Create an index on a continuous aggregate
Adding an index to your continuous aggregate can make your analytical queries lightning fast
Continuous aggregates create helpful composite indexes by default, but you can turn that off or add your own for specific filters. This page covers the automatic indexes, how to disable them, and how to manage custom ones.
Automatically created indexes
Section titled “Automatically created indexes”When you create a continuous aggregate, an index is automatically created for
each GROUP BY column. The index is a composite index, combining the GROUP BY
column with the time_bucket column.
For example, if you define a continuous aggregate view with GROUP BY device, location, bucket, two composite indexes are created: one on {device, bucket}
and one on {location, bucket}.
Turn off automatic index creation
Section titled “Turn off automatic index creation”To turn off automatic index creation, set timescaledb.create_group_indexes to
false when you create the continuous aggregate.
For example:
CREATE MATERIALIZED VIEW conditions_daily WITH (timescaledb.continuous, timescaledb.create_group_indexes=false) AS ...Manually create and drop indexes
Section titled “Manually create and drop indexes”You can use a regular PostgreSQL statement to create or drop an index on a continuous aggregate.
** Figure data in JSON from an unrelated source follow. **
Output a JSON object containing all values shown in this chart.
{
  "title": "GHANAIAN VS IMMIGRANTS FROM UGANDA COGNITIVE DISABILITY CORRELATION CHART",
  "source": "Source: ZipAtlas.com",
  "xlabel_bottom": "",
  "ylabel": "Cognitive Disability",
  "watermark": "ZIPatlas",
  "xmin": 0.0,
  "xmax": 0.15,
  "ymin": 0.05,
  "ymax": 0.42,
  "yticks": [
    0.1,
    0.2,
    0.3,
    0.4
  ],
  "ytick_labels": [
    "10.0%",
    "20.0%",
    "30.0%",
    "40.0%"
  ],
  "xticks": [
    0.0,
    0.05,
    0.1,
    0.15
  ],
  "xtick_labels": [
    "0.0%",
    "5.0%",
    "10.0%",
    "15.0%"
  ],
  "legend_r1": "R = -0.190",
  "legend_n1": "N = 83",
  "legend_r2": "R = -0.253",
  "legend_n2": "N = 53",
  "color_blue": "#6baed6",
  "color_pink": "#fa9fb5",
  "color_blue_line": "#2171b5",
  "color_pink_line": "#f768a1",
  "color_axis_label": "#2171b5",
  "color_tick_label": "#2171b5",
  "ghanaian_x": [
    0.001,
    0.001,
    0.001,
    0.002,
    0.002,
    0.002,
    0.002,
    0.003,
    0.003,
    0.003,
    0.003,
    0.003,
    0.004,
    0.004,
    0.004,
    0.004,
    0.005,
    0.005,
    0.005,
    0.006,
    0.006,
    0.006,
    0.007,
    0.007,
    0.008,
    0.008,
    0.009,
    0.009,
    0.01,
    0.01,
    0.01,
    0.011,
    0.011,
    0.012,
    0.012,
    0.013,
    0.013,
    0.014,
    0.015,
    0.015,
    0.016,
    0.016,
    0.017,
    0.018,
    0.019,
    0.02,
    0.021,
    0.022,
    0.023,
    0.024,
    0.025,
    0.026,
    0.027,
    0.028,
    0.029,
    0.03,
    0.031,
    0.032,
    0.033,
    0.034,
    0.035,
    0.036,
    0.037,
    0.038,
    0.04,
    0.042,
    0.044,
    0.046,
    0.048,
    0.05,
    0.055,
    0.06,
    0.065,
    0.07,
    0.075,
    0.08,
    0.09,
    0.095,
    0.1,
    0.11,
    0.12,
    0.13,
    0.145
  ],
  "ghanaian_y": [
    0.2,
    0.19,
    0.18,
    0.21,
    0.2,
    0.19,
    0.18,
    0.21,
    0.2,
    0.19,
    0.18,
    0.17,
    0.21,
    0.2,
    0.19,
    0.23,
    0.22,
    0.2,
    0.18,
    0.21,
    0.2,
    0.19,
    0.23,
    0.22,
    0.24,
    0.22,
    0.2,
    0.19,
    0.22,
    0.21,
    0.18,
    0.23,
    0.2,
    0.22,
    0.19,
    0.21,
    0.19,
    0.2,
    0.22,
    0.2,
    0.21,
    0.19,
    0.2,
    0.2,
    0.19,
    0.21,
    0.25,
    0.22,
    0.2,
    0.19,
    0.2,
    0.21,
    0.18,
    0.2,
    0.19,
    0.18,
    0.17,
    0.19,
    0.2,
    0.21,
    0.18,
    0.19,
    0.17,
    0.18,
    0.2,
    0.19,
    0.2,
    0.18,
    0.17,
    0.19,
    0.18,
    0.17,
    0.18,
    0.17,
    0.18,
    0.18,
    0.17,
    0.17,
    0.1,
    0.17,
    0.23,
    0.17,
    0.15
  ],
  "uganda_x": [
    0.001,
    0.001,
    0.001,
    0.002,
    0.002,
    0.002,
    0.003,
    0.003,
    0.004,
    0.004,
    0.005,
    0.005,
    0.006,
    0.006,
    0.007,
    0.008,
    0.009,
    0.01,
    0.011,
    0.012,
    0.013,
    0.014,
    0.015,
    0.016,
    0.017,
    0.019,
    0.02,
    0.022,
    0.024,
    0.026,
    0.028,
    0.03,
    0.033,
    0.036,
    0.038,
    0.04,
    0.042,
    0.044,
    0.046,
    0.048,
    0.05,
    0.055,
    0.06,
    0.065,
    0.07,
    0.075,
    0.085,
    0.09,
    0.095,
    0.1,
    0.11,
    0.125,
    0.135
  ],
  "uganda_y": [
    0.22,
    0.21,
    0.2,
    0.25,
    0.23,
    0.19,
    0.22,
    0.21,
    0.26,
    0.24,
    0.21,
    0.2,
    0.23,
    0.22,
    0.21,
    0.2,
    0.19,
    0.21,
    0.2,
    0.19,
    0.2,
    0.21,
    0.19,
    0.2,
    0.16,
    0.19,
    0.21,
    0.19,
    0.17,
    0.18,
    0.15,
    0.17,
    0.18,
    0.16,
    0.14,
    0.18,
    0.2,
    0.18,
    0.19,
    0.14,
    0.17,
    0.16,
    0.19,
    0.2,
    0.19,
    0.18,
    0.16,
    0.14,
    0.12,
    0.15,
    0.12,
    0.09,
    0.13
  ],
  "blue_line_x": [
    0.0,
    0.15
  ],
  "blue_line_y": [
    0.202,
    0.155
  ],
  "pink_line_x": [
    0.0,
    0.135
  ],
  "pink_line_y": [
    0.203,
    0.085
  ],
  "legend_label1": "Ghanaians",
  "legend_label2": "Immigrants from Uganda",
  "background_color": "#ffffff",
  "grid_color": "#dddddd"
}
For example, to create an index on avg_temp for a materialized hypertable
named weather_daily:
CREATE INDEX avg_temp_idx ON weather_daily (avg_temp);Indexes are created under the _timescaledb_internal schema, where the
continuous aggregate data is stored. To drop the index, specify the schema. For
example, to drop the index avg_temp_idx, run:
DROP INDEX _timescaledb_internal.avg_temp_idxLimitations on created indexes
Section titled “Limitations on created indexes”In TimescaleDB v2.7 and later, you can create an index on any column in the materialized view. This includes aggregated columns, such as those storing sums and averages. In earlier versions of TimescaleDB, you can’t create an index on an aggregated column.
You can’t create unique indexes on a continuous aggregate, in any of the TimescaleDB versions.